State Sen. Scott Dibble, a Southwest lawmaker, plans to introduce a bill this legislative session calling for a dramatic drop in mercury emissions.
The measure calls for a 90 percent reduction in mercury emissions from coal-burning plants by 2009. Some facilities, however, would have until 2011 to meet the mandate.
Dibble, a DFLer who represents District 60, which encompasses portions of Downtown and Southwest, introduced a similar bill last session. The new version does not apply to taconite plants, however. State Rep. Ray Cox, a Republican from Northfield, has introduced a companion bill in the House.
“The reason that I'm doing this is that coal-burning electric plants are responsible for generating half of the mercury that is going into our environment these days,” Dibble said. “The other reason I'm pursuing it is because there is technology now available that is a lot cheaper than it has been in the past - so the cost arguments [against reducing emissions] are going away.”
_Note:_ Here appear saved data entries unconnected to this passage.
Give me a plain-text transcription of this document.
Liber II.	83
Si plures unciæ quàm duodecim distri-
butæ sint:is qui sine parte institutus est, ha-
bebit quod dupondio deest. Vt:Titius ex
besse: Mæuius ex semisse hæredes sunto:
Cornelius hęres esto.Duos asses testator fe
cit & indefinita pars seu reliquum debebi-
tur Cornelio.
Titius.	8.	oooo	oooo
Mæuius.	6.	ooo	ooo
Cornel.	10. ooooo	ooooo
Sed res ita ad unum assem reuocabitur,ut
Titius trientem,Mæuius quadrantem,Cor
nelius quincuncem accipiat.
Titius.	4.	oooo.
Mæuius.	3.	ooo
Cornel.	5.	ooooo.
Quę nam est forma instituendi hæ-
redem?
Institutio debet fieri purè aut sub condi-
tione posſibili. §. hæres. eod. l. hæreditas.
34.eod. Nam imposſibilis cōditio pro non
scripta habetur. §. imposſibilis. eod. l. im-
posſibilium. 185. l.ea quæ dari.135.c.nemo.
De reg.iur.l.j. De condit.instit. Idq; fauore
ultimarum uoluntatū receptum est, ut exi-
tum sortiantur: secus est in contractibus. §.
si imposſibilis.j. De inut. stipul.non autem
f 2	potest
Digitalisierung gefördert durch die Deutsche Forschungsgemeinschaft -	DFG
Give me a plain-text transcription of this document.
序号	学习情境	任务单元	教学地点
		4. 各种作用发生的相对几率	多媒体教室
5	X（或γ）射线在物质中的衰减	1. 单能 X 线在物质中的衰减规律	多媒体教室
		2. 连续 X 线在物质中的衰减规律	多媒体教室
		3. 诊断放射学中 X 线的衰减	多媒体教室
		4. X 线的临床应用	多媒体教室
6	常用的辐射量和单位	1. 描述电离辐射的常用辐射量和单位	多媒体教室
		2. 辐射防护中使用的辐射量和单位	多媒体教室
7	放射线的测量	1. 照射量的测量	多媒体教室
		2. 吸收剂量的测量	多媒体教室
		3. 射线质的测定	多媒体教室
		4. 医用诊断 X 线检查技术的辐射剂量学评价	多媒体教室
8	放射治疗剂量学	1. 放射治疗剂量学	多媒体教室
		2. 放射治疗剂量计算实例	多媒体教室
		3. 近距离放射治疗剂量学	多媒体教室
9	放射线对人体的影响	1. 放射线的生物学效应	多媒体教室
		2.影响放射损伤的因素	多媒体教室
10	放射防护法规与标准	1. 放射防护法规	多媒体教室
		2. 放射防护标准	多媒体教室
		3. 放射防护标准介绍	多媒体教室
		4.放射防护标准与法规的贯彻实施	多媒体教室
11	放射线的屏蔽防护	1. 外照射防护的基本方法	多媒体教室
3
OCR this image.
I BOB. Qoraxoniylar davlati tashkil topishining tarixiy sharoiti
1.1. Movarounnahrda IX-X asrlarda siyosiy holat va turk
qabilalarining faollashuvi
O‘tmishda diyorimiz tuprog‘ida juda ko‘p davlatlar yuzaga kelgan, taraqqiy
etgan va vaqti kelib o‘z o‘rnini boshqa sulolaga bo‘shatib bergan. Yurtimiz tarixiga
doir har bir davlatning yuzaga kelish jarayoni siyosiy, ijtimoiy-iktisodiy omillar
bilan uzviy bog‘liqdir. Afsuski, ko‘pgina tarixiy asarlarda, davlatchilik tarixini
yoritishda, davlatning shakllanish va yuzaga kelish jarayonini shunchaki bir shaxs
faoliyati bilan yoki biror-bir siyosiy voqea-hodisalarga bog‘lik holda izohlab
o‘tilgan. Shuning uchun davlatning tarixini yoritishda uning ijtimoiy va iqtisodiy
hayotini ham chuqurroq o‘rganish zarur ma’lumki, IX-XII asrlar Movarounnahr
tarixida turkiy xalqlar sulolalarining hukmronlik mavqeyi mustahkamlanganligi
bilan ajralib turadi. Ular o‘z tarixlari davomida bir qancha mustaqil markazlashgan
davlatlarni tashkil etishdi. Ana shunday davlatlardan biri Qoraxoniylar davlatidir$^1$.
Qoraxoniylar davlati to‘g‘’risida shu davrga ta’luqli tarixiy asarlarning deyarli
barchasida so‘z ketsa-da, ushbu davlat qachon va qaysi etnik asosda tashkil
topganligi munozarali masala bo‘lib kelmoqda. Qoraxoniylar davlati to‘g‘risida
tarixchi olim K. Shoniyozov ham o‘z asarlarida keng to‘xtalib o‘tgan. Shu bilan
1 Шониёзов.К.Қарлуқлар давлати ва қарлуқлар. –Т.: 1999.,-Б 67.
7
The benefits of reducing mercury emissions would result in “tremendous savings” to the public health system and a boon to the state's tourism industry, he said.
Mercury is a potent toxin that can wreak havoc on the brain and nervous system. It accumulates in fish and can be especially problematic for fetuses and young children.
It's too early to say whether the bill will have any traction, but Dibble is optimistic. “I think the early signs are good. We have been building up on this momentum for quite a while. The immediacy of the need has never been more clear.”
The State Legislature convenes on March 1.